O papa Francisco, que também participou da conferência, disse que a falta de nascimentos significava uma falta de esperança, e sugeriu a ideia de que “aceitação e inclusão” além das fronteiras italianas poderiam ajudar a povoar o país.

A Itália está passando por um aumento sem precedentes na migração irregular.

Entre 10 de janeiro e 16 de maio, 45.510 pessoas chegaram à Itália por mar. Nenhuma dessas pessoas tem direito a asilo ou proteção garantidos, a menos que se submetam a um longo processo de asilo. Além disso, nenhum dos bebês nascidos durante esse processo será contado nas estatísticas demográficas da Itália ou integrado à sociedade italiana, já que eles passaram a viver em campos de migrantes depois que a Itália declarou estado de emergência no mês passado.

Francesco Lollobrigida, cunhado de Meloni e ministro da Agricultura do país, causou espanto no mês passado ao sugerir que os italianos “estavam em risco de substituição étnica” se a migração não fosse controlada. “Esse não é o caminho a seguir”, continuou.

Claudia Giagheddu Saitta, 27 anos, e o marido Gabriele de Luca, 31 anos, estão preocupados em criar uma família com tantas incertezas. Os cortes de impostos sobre produtos para bebês e os incentivos ao nascimento não são suficientes.

“O governo acha que 10 mil euros (cerca de R$ 53,4 mil) são suficientes para ter um filho. Mas os incentivos são temporários. Uma criança dura para sempre”, diz Claudia.

Ela acha que a ideia de ter mais de um filho, ou sequer uma criança, parece impossível.

De Luca culpa o governo por não fazer o suficiente para a geração mais jovem, em parte porque décadas de baixas taxas de natalidade tornaram a juventude uma minoria. Ele diz que, como os governos são eleitos por pessoas nas casas 50, 60 e 70 anos, seus interesses vêm em primeiro lugar.

“O governo tem que correr riscos. Eles precisam tomar decisões impopulares se realmente quiserem estimular o crescimento. Têm de representar o lado da juventude”.

Menos de um quarto das mulheres italianas nascidas em 1980, que agora têm 43 anos, têm filhos, de acordo com o registro nacional de nascimentos. Algumas querem crianças, mas não podem pagar, e outras estão optando por ficar sem filhos.
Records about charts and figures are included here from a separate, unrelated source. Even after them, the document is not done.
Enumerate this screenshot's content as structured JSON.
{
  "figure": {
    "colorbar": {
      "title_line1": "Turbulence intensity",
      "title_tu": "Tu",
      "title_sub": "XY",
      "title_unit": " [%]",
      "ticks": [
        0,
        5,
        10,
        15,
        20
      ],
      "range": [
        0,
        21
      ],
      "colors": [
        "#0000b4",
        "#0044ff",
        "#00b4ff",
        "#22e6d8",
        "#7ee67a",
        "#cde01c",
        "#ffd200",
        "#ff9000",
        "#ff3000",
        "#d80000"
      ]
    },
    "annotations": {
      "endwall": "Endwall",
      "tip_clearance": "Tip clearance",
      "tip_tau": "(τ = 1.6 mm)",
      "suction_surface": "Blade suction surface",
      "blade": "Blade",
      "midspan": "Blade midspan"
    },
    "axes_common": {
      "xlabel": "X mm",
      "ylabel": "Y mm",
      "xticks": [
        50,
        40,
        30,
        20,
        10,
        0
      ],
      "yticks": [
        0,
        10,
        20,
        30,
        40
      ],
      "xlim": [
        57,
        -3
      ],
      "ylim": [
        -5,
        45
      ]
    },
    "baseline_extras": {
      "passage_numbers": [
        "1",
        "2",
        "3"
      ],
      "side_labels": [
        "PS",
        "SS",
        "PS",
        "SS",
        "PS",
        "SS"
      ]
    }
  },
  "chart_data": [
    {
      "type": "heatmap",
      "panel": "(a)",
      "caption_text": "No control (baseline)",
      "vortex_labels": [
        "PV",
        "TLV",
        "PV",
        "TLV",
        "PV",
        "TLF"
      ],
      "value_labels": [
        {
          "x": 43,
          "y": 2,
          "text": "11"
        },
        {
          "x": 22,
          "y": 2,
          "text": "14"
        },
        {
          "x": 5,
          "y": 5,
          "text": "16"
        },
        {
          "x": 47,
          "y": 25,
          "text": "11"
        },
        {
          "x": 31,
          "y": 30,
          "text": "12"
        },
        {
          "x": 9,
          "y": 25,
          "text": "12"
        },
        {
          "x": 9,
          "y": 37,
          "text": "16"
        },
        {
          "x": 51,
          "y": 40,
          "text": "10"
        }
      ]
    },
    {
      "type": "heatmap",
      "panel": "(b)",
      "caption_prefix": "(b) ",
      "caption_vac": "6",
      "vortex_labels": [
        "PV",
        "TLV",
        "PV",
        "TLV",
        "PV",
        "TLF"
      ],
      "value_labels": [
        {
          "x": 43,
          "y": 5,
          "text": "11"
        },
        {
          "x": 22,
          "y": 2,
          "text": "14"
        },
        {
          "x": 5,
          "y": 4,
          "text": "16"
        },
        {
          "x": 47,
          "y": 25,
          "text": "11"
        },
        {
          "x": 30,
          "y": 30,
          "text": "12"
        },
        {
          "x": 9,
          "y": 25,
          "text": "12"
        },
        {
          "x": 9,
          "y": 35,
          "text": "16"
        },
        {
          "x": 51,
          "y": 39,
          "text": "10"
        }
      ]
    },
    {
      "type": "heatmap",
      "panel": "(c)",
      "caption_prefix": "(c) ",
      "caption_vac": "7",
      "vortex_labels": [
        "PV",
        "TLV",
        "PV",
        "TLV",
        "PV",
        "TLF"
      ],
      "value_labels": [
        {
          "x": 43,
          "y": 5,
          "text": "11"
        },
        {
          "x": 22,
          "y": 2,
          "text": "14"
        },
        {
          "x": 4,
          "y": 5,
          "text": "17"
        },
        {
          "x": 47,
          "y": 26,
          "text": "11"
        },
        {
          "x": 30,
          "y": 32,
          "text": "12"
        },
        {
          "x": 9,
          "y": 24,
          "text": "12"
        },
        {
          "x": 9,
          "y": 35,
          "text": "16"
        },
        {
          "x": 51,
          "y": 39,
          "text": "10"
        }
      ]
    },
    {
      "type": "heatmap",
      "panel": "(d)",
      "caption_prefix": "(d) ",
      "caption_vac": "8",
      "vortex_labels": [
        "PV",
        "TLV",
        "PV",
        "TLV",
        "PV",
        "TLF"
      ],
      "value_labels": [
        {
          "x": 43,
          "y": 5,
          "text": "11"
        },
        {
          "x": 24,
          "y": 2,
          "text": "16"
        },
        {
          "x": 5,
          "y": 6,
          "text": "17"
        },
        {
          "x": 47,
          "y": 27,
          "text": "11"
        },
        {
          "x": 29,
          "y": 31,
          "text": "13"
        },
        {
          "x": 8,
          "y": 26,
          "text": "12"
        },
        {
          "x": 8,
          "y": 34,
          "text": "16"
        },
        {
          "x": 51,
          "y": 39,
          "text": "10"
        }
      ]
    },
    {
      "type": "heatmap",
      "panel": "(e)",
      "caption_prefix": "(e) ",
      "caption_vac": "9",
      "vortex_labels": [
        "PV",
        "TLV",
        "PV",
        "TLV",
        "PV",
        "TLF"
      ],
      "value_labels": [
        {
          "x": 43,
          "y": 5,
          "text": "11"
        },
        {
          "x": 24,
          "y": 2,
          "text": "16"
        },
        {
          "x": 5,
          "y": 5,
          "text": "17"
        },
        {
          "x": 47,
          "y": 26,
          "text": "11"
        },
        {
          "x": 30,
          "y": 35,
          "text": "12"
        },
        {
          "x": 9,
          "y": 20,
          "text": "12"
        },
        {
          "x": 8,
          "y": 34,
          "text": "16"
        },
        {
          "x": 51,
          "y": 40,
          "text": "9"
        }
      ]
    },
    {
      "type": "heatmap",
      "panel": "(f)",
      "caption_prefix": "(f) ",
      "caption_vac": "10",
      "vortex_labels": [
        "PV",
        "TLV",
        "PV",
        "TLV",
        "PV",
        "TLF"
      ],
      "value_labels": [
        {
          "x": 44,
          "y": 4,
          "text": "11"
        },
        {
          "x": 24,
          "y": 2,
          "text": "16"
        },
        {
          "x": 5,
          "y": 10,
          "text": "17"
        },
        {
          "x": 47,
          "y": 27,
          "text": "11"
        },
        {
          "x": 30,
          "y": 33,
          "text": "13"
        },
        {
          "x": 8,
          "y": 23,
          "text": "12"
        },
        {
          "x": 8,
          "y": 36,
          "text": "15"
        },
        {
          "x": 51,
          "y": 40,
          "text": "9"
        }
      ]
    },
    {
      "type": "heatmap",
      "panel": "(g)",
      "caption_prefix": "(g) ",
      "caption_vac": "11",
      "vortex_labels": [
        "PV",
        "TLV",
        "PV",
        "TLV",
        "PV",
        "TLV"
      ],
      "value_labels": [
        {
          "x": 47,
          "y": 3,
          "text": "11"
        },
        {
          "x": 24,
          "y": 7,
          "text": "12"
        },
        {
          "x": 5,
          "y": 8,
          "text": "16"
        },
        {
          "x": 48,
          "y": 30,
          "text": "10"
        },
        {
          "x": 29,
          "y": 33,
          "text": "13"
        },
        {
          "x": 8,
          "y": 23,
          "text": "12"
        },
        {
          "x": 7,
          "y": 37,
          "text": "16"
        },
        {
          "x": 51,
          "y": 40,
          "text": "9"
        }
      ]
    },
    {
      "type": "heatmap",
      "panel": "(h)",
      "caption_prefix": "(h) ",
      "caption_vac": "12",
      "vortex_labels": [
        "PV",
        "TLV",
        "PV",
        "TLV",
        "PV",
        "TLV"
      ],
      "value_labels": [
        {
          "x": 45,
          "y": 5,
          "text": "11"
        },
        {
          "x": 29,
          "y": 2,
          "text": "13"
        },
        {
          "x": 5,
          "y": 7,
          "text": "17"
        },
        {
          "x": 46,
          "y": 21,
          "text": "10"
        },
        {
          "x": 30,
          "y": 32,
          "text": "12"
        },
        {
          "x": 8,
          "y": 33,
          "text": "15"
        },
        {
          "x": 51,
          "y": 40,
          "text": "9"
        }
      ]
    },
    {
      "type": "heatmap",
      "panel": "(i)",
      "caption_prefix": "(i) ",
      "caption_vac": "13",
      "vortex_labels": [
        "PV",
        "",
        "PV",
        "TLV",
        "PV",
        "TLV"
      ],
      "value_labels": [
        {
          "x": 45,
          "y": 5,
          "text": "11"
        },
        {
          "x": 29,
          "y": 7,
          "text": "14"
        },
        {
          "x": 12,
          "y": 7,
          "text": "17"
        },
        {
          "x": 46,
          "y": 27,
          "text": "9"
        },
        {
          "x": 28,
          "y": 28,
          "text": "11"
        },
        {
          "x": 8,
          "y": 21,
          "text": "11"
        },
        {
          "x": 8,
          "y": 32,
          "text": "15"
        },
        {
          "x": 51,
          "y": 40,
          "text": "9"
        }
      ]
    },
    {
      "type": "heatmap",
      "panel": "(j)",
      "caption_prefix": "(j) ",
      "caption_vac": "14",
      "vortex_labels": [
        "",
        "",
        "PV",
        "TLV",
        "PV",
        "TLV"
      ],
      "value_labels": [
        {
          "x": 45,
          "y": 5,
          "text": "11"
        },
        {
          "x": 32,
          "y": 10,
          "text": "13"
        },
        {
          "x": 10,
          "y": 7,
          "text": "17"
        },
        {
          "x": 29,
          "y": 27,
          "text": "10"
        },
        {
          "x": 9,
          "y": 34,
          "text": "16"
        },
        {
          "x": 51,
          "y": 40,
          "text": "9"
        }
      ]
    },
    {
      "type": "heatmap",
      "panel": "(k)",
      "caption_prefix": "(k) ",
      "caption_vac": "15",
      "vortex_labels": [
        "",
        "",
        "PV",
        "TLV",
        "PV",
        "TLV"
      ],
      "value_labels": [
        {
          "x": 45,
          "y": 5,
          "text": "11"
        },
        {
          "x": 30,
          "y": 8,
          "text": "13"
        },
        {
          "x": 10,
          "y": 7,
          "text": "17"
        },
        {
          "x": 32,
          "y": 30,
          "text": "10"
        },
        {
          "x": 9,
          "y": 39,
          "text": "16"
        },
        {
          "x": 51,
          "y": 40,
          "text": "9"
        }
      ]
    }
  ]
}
As mães italianas são as mais velhas da Europa e, de acordo com vários profissionais com os quais a CNN falou, é porque elas sentem que precisam alcançar um certo nível de estabilidade financeira e no trabalho antes de se sentirem confortáveis em iniciar uma família, o que geralmente acontece na casa dos 30 anos.

Testa teme que a baixa taxa de natalidade seja contagiosa. No passado, estrangeiros que viviam na Itália tinham muito mais filhos que as mulheres italianas. Mas, agora, eles estão se adaptando ao clima econômico e se alinhando com a taxa de natalidade italiana.

“A armadilha de baixa fertilidade diz que, se as mulheres e homens se acostumarem às famílias pequenas, isso pode se tornar o ideal, o modelo de referência”, contou.

“Se o modelo de referência for o da família com uma criança, a taxa de fertilidade vai diminuir e criar uma espiral descendente de baixa fertilidade”.